В цоколе тоже сменилась картинка. Дверь мастерской открылась, и Макс буквально вытолкнул оттуда девушку, на ходу застегивающую платье. Она подошла к Пете, погладила его по кудрявой голове, тот дернулся так, будто к нему прикоснулись электрошокером. Она рассмеялась и, оставив парня в покое, вышла во двор через черный ход. Я подумала, что кто-то, увидев родионовский «Лексус», мог предупредить об этом Макса. Только вот незадача, Светланы Игоревны в нем не оказалось. По сути, для Макса это была ложная тревога. Но он пока об этом не знал и, стоя в дверях, что-то говорил Пете. Возможно, просил не закладывать его Роденовой. Петя встал, но не пошел в мастерскую, а стал подниматься по лестнице. Наверное, хотел встретить Светлану Игоревну. Но она в данный момент находилась в мэрии.
Когда люди толпой стали выходить оттуда, я оторвалась от планшета и пошла встречать свою клиентку, чтобы предотвратить возможное нападение на нее.
— Евгения, это излишняя предосторожность. Если на меня соберутся напасть, то сделают это где-нибудь в другом месте. Здесь ведь все просматривается камерами, а на входе стоит вооруженная охрана.

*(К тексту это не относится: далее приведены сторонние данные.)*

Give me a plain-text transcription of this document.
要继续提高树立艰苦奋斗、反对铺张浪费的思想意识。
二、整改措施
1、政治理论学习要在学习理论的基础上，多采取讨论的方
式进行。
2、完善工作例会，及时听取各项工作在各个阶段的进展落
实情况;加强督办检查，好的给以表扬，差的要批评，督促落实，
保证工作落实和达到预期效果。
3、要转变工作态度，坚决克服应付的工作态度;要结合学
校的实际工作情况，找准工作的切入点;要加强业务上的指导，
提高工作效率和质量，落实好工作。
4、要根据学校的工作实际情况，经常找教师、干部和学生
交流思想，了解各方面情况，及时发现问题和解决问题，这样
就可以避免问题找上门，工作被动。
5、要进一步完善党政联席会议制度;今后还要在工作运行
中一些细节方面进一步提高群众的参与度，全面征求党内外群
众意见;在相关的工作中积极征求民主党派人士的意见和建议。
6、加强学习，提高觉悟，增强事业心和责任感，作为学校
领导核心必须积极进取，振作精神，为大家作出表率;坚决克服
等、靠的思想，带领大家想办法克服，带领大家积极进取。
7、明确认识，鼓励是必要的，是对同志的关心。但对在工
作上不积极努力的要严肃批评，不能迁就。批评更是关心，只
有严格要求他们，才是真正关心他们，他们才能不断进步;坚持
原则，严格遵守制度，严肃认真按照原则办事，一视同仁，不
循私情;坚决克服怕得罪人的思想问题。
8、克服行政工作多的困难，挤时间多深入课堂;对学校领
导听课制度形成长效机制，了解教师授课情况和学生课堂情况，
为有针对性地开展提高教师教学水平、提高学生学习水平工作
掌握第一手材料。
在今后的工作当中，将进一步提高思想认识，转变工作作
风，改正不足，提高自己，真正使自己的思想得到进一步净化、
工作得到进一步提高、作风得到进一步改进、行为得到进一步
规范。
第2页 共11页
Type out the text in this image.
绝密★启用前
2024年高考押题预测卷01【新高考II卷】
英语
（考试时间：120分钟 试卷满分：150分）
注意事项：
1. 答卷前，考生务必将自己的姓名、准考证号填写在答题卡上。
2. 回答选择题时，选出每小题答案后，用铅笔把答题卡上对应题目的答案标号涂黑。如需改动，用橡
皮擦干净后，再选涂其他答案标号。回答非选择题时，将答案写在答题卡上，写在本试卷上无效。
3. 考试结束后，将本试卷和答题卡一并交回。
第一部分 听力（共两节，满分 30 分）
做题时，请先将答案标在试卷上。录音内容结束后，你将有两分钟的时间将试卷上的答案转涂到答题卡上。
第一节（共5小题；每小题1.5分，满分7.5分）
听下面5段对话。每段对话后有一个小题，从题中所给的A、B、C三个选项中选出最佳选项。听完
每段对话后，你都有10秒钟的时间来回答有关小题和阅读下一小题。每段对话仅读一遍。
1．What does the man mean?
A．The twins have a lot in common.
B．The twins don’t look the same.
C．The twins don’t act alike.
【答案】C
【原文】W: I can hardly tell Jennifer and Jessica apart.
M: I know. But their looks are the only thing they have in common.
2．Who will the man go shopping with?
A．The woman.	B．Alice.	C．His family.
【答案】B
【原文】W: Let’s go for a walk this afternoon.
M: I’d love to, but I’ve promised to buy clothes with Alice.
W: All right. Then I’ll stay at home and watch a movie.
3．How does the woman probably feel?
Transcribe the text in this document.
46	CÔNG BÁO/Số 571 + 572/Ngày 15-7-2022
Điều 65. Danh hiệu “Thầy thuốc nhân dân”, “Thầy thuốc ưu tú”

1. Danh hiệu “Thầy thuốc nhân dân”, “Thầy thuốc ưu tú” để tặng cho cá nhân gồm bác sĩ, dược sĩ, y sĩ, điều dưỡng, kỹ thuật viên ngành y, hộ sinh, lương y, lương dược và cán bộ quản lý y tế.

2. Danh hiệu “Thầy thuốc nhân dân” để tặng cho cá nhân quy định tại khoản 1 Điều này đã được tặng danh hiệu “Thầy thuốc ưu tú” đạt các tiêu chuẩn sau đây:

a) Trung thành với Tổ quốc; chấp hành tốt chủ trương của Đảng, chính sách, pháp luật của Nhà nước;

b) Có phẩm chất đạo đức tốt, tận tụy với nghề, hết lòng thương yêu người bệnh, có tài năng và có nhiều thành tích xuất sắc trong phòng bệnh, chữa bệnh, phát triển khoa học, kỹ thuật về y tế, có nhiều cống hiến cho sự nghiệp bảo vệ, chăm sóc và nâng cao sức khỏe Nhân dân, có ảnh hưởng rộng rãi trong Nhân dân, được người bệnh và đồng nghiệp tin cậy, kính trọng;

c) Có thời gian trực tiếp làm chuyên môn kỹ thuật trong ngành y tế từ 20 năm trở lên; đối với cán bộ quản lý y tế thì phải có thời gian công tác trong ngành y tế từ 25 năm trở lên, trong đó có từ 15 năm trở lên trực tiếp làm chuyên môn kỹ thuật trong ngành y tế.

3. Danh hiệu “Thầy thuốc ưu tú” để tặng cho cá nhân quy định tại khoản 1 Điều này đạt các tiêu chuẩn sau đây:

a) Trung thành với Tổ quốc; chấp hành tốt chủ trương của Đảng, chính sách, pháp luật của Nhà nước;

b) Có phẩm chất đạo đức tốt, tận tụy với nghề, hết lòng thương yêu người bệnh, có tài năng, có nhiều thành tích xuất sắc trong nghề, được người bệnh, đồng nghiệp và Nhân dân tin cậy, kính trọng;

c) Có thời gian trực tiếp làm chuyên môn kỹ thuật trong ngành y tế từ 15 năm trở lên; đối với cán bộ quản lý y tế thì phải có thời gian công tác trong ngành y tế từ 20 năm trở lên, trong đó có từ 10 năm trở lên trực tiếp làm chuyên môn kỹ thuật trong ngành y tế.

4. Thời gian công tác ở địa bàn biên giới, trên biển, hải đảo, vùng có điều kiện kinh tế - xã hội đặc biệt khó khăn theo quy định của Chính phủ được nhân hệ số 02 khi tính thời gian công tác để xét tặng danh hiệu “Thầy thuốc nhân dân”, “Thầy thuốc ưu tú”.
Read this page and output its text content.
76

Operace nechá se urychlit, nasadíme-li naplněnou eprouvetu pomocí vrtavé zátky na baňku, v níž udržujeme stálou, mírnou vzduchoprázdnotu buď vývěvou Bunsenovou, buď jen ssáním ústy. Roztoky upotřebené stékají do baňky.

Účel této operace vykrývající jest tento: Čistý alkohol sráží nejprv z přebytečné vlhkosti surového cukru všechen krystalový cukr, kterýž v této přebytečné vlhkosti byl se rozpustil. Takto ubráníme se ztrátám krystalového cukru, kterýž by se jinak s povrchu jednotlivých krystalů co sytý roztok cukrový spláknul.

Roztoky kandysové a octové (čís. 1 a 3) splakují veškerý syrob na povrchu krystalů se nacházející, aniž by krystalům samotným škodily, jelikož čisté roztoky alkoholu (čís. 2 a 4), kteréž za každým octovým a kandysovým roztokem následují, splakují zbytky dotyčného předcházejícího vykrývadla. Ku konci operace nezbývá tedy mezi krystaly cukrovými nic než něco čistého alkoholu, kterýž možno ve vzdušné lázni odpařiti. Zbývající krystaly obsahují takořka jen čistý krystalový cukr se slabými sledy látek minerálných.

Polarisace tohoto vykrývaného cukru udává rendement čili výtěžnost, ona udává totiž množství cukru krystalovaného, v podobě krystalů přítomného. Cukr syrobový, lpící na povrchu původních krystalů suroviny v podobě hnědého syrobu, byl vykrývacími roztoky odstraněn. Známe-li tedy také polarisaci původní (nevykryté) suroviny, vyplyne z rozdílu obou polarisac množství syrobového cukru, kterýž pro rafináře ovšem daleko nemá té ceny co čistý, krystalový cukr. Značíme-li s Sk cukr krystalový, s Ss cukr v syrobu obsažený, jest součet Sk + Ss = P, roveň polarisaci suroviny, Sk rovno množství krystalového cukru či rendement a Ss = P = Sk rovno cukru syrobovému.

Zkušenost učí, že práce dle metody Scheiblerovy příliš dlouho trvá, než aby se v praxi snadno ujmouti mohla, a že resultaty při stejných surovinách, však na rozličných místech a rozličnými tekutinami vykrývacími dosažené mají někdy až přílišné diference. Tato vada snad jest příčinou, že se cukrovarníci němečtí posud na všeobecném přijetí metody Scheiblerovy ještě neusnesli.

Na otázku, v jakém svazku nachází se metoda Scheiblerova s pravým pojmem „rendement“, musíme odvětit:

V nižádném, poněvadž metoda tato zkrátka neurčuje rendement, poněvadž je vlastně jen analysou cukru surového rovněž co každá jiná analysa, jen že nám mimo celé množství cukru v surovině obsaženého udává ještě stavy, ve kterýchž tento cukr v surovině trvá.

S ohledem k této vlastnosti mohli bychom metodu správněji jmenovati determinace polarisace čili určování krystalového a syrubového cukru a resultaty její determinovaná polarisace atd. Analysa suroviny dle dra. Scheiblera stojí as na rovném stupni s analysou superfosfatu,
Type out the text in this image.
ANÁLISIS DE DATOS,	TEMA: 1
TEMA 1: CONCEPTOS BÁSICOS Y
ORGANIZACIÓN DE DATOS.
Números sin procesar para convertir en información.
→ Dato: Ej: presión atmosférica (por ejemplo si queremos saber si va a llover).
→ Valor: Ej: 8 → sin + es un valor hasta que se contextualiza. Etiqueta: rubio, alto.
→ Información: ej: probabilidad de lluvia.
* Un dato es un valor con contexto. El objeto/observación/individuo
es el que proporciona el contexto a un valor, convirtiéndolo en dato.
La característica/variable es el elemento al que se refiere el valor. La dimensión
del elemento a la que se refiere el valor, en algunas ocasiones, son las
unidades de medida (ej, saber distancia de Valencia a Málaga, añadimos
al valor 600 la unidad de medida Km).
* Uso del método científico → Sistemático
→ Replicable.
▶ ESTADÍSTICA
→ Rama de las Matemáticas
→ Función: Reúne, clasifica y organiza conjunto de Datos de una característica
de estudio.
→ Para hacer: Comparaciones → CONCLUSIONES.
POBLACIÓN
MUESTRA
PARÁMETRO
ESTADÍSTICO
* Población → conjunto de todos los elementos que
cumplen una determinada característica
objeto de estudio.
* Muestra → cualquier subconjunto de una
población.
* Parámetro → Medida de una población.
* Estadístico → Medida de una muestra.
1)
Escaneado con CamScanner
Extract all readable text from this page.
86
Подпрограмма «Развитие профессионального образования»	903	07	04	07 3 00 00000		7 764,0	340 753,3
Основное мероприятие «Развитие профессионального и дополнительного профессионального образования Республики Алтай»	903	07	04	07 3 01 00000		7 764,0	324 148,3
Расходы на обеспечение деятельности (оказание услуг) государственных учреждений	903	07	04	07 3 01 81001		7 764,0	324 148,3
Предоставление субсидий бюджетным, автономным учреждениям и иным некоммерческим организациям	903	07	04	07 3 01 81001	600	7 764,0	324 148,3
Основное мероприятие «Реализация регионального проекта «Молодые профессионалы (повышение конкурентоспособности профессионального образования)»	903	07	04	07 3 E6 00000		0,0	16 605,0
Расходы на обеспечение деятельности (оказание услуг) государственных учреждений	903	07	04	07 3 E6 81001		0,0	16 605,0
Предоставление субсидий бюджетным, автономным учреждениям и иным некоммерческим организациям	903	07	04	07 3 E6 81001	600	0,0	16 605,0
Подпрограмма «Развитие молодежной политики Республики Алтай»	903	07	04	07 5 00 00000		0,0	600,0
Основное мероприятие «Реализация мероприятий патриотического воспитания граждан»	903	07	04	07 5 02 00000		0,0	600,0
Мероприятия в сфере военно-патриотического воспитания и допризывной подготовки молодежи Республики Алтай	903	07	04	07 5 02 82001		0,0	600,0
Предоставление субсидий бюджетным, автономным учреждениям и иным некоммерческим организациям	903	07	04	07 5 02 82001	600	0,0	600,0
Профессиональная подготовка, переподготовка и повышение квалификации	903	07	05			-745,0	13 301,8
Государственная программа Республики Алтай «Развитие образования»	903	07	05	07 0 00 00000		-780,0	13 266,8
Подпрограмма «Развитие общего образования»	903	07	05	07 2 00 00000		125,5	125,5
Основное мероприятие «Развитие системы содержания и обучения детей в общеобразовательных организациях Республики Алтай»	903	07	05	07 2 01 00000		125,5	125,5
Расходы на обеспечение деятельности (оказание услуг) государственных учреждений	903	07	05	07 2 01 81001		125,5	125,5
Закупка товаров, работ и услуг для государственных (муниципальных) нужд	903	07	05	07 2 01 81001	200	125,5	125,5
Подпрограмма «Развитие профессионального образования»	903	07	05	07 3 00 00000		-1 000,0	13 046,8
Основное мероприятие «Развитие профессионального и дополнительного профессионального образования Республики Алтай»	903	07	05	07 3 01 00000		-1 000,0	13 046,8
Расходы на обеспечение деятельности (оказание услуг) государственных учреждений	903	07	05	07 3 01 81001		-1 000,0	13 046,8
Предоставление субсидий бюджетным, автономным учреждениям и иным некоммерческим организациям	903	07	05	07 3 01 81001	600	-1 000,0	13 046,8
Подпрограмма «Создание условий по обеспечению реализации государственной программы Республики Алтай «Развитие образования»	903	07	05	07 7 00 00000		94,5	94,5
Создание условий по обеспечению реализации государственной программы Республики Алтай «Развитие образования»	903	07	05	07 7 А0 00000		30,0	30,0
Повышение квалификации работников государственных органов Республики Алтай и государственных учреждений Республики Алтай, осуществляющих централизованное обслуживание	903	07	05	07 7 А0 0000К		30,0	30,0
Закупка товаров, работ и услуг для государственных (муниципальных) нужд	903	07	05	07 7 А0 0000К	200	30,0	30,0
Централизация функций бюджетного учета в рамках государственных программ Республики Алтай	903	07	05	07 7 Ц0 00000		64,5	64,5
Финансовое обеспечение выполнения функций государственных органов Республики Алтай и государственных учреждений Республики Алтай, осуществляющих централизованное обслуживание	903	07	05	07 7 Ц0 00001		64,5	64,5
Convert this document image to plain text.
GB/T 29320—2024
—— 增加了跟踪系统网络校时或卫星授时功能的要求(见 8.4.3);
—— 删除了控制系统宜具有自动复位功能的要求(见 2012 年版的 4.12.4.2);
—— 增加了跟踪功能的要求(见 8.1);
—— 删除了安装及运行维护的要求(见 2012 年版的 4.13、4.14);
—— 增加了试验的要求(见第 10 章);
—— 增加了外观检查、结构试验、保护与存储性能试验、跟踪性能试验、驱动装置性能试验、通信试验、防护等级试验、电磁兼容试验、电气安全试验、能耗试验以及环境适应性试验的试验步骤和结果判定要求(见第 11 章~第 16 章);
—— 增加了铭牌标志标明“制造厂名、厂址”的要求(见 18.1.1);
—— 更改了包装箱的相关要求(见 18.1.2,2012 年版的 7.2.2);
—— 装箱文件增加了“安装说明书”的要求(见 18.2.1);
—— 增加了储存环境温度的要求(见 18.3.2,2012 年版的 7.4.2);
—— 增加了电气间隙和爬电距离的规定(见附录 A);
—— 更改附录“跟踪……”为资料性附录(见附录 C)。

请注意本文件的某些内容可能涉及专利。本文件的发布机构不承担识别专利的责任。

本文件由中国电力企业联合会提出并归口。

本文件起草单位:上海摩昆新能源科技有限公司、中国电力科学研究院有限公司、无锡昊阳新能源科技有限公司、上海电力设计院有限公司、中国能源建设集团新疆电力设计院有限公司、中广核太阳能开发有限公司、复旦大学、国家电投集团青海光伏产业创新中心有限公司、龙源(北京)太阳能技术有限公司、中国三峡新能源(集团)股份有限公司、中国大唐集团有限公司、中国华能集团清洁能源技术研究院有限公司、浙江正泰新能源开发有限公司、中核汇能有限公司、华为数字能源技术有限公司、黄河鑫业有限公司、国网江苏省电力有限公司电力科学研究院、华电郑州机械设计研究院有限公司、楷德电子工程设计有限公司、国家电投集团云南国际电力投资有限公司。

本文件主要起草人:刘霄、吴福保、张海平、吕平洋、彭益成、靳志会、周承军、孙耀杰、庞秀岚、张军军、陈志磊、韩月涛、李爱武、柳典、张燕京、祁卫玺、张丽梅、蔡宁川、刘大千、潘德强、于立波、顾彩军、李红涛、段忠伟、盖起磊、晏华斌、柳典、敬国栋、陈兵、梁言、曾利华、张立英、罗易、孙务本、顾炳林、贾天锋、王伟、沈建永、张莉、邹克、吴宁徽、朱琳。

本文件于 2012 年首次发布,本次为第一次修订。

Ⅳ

Это было мнение обывателя, но я не стала его оспаривать. Зачем было пугать клиентку тем, что существует показательная казнь, когда киллер сознательно расправляется с жертвой на глазах у большого числа людей или перед камерами, словно хочется сказать кому-то: «Трепещите! Так может быть и с вами». Над этой версией стоило поразмышлять, но не за рулем, ведь я не только следила за дорогой, посматривая, не привязался ли к нам хвост, но и поддерживала разговор со своей клиенткой.
— Мне надо было еще вчера догадаться, к чему журналистка завела разговор о подарке городу. Она наверняка знала про сегодняшнее совещание. Бюджет маленький, скверов и парков много, нужна спонсорская помощь. От меня — скульптурная композиция. Как же далеки чиновники от искусства! Они совершенно не понимают, что творческий замысел не рождается у художника по щелчку пальцев, он возникает каждый раз внезапно, словно озарение. Порой эти идеи и образы так мимолетны, что их просто не успеваешь зафиксировать, и они на долгое время, а то и насовсем остаются неоформленными. Иногда случается снова вернуться к одному из тех мимолетных образов, но это бывает крайне редко. Творить же по чьей-то прихоти — это для меня просто мучение. Надеюсь, вы понимаете меня, Евгения? — Светлана Игоревна повернулась ко мне, ожидая ответа.
Я не собиралась поддерживать этот разговор, но волей-неволей мне пришлось это сделать.
— Отчасти. Вы ведь берете какие-то заказы, — вспомнила я.
— Коммерческие проекты — это совсем другое. Как правило, мои заказчики дают мне полную свободу творчества, они не ставят меня в строго определенные рамки. Другое дело — сегодняшняя разнарядка. Мало того что мэрия хочет получить от меня скульптуру бесплатно, так она еще и условия мне ставит — какой должен быть размер, материал и даже сюжет! Я уже не говорю про сроки!